December 3, 2008
Contact: Michelle Alvarez 202.434.2560 firstname.lastname@example.org
WASHINGTON – AARP The Magazine, the definitive voice for 50+ Americans and the world’s largest-circulation magazine with more than 34.5 million readers, today released the results of an exclusive new survey that looks at what the effect is on a relationship for couples where one or both partners are retired. More than 1,000 people age 55-75 who are married or living as married were polled about a variety of topics including:
• Increased Tension at Home: 74% are happier though 21% say there’s more tension in their marriage
• Less Sex: 22% report having sex less often post-retirement
• More Housework: 71% of those retired but still have a working spouse said their housework increased
“For many couples, retirement can trigger a significant impact on the dynamics of their relationship,” said Nancy Graham, Vice President and Editor of AARP The Magazine. “Some may experience a period of adjustment to the increase in time spent together. Others might face a time of soul searching as they consider what to do with the rest of their lives. We wanted to find out what our members were experiencing, and the results of this study unveiled some surprising trends.”

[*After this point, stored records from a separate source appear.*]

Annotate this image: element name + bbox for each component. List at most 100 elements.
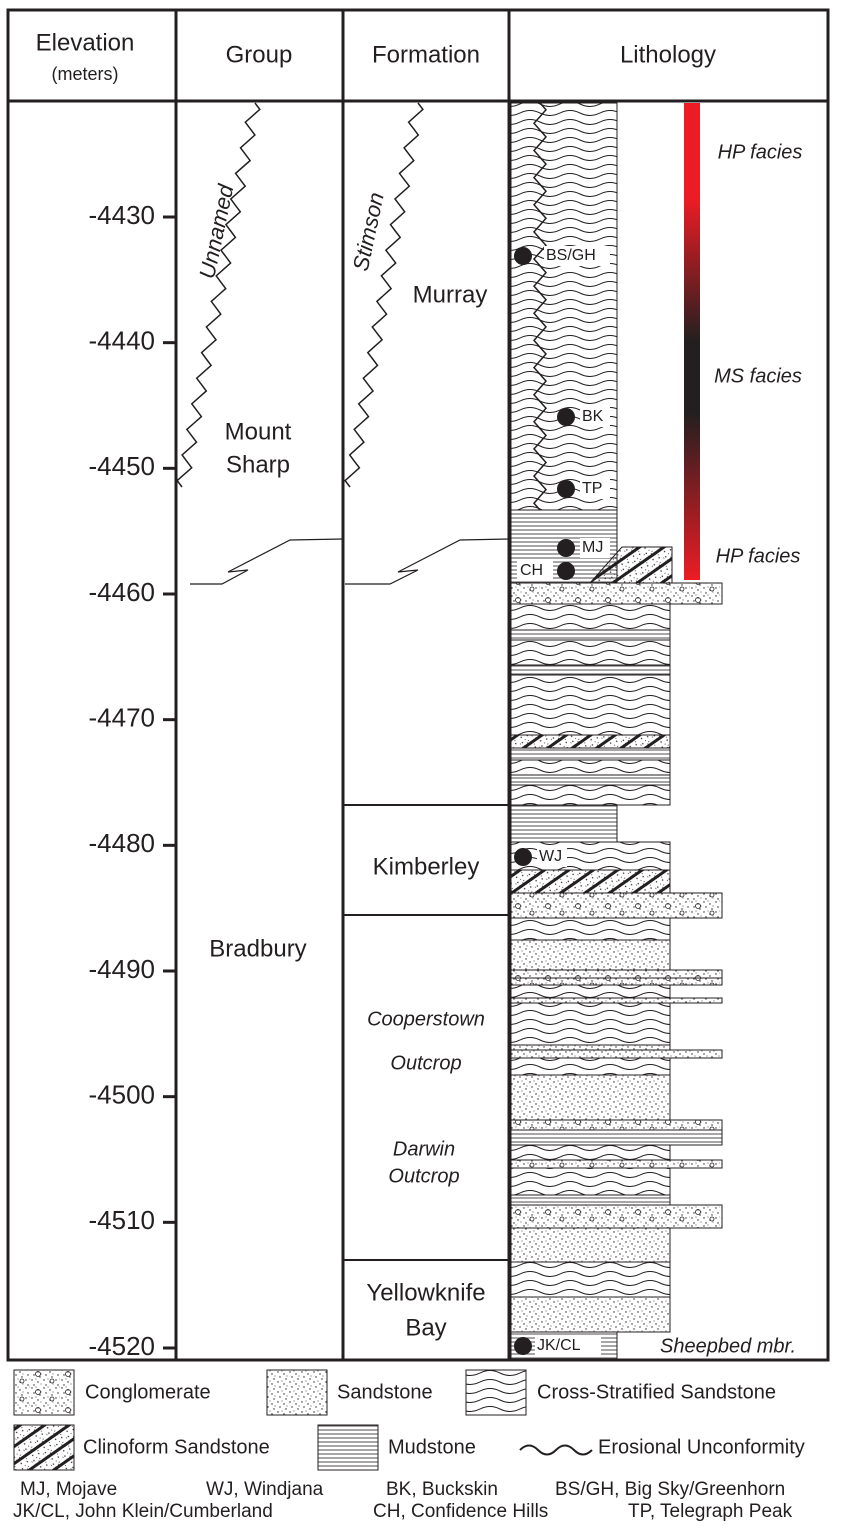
lithology-bed (510, 1296, 671, 1333)
elevation-label: -4460 (89, 577, 156, 607)
lithology-bed (510, 759, 671, 776)
lithology-bed (510, 1057, 671, 1076)
legend-wave (519, 1444, 593, 1456)
lithology-bed (510, 664, 671, 676)
sample-dot (557, 408, 575, 426)
lithology-bed (510, 1044, 671, 1051)
lithology-bed (510, 674, 671, 736)
facies-label: HP facies (718, 141, 803, 163)
header: (meters) (52, 64, 119, 84)
lithology-bed (510, 1049, 723, 1059)
formation-label: Bay (405, 1314, 446, 1341)
formation-label: Stimson (348, 190, 389, 273)
sample-label: WJ (539, 848, 562, 865)
lithology-bed (510, 977, 723, 986)
formation-label: Darwin (393, 1138, 455, 1160)
legend-swatch (266, 1369, 328, 1416)
elevation-label: -4510 (89, 1205, 156, 1235)
elevation-label: -4480 (89, 828, 156, 858)
group-label: Sharp (226, 451, 290, 478)
formation-label: Cooperstown (367, 1008, 485, 1030)
formation-label: Yellowknife (366, 1279, 485, 1306)
facies-label: HP facies (716, 545, 801, 567)
sample-dot (557, 480, 575, 498)
sample-label: TP (582, 480, 602, 497)
lithology-bed (510, 997, 723, 1004)
label-bg (535, 1336, 601, 1356)
lithology-bed (510, 869, 671, 894)
lithology-bed (510, 1119, 723, 1131)
interfinger (190, 538, 344, 585)
elevation-label: -4500 (89, 1080, 156, 1110)
abbreviation: WJ, Windjana (206, 1479, 324, 1500)
header: Group (226, 41, 293, 68)
lithology-bed (510, 747, 671, 761)
label-bg (580, 407, 610, 427)
group-label: Mount (225, 418, 292, 445)
lithology-bed (510, 102, 618, 511)
abbreviation: CH, Confidence Hills (373, 1501, 548, 1522)
header: Formation (372, 41, 480, 68)
interfinger (345, 538, 510, 585)
abbreviation: BS/GH, Big Sky/Greenhorn (555, 1479, 785, 1500)
label-bg (580, 479, 610, 499)
sample-label: MJ (582, 539, 603, 556)
elevation-label: -4430 (89, 200, 156, 230)
legend-swatch (13, 1424, 75, 1471)
formation-label: Murray (413, 281, 488, 308)
abbreviation: TP, Telegraph Peak (628, 1501, 793, 1522)
sample-label: BK (582, 408, 604, 425)
lithology-bed (510, 1144, 671, 1161)
group-label: Unnamed (194, 182, 238, 281)
lithology-bed (510, 639, 671, 666)
elevation-label: -4470 (89, 703, 156, 733)
lithology-bed (510, 892, 723, 919)
unconformity (532, 102, 548, 511)
lithology-bed (510, 939, 671, 971)
legend-label: Cross-Stratified Sandstone (537, 1381, 776, 1403)
lithology-bed (510, 969, 723, 979)
abbreviation: MJ, Mojave (20, 1479, 117, 1500)
formation-label: Outcrop (388, 1165, 459, 1187)
legend-label: Mudstone (388, 1436, 476, 1458)
formation-label: Kimberley (373, 853, 480, 880)
lithology-bed (510, 1074, 671, 1121)
lithology-bed (510, 582, 723, 605)
lithology-bed (510, 1194, 671, 1206)
label-bg (517, 561, 553, 581)
lithology-bed (510, 984, 671, 999)
formation-label: Outcrop (390, 1052, 461, 1074)
facies-label: MS facies (714, 365, 802, 387)
legend-label: Erosional Unconformity (598, 1436, 805, 1458)
member-label: Sheepbed mbr. (660, 1335, 796, 1357)
sample-label: JK/CL (537, 1337, 581, 1354)
sample-dot (514, 247, 532, 265)
facies-bar (684, 103, 700, 580)
sample-label: CH (520, 562, 543, 579)
lithology-bed (510, 629, 671, 641)
legend-label: Sandstone (337, 1381, 433, 1403)
sample-dot (557, 562, 575, 580)
label-bg (544, 246, 610, 266)
legend-label: Clinoform Sandstone (83, 1436, 270, 1458)
legend-swatch (465, 1369, 527, 1416)
lithology-bed (510, 804, 618, 843)
lithology-bed (510, 734, 671, 749)
clinoform-wedge (588, 546, 673, 584)
label-bg (580, 538, 610, 558)
lithology-bed (510, 774, 671, 786)
header: Lithology (620, 41, 716, 68)
legend-swatch (317, 1424, 379, 1471)
legend-label: Conglomerate (85, 1381, 211, 1403)
lithology-bed (510, 784, 671, 806)
lithology-bed (510, 1167, 671, 1196)
group-label: Bradbury (209, 935, 306, 962)
sample-dot (557, 539, 575, 557)
abbreviation: JK/CL, John Klein/Cumberland (13, 1501, 273, 1522)
sample-dot (514, 1337, 532, 1355)
lithology-bed (510, 1227, 671, 1263)
lithology-bed (510, 1261, 671, 1298)
elevation-label: -4520 (89, 1331, 156, 1361)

Adjusting to Retirement and the Effect it Has on Relationships and Activities
Results of AARP The Magazine’s Retired Spouses survey showed most retirees found adjusting to their retirement to be what they expected (64%). Only 12% found it harder and 23% actually found it easier than they expected. The survey also found that retirement has had significant impact on the frequency of travel, eating out, exercising and volunteering/hobbies. In regards to romance, retirees who are in a relationship where both spouses are retired are happier, less stressed and spend more time together. Interestingly, results showed that retired men seem to think they have taken on more of the housework since they retired, but working women with a retired spouse tend to disagree.
Retirement and Sex
As expected, people’s time is spent differently after retirement than before. Activities that see an increase after retirement include: sleep, housework, and TV watching.
The good news is that for 38% retirement has made the relationship stronger – only 2% said retirement has made the relationship weaker. Retirement has had little effect on the romantic life or the amount of arguing for most retirees between the ages of 55 and 75. Three-fourths (77%) say they are as romantic as before retirement, although 12% say retirement has made them more romantic and 8% say they are less romantic. More than half (59%) say they argue about as much as before retirement and for 30% they actually argue less. Six percent say they argue more now than before retirement.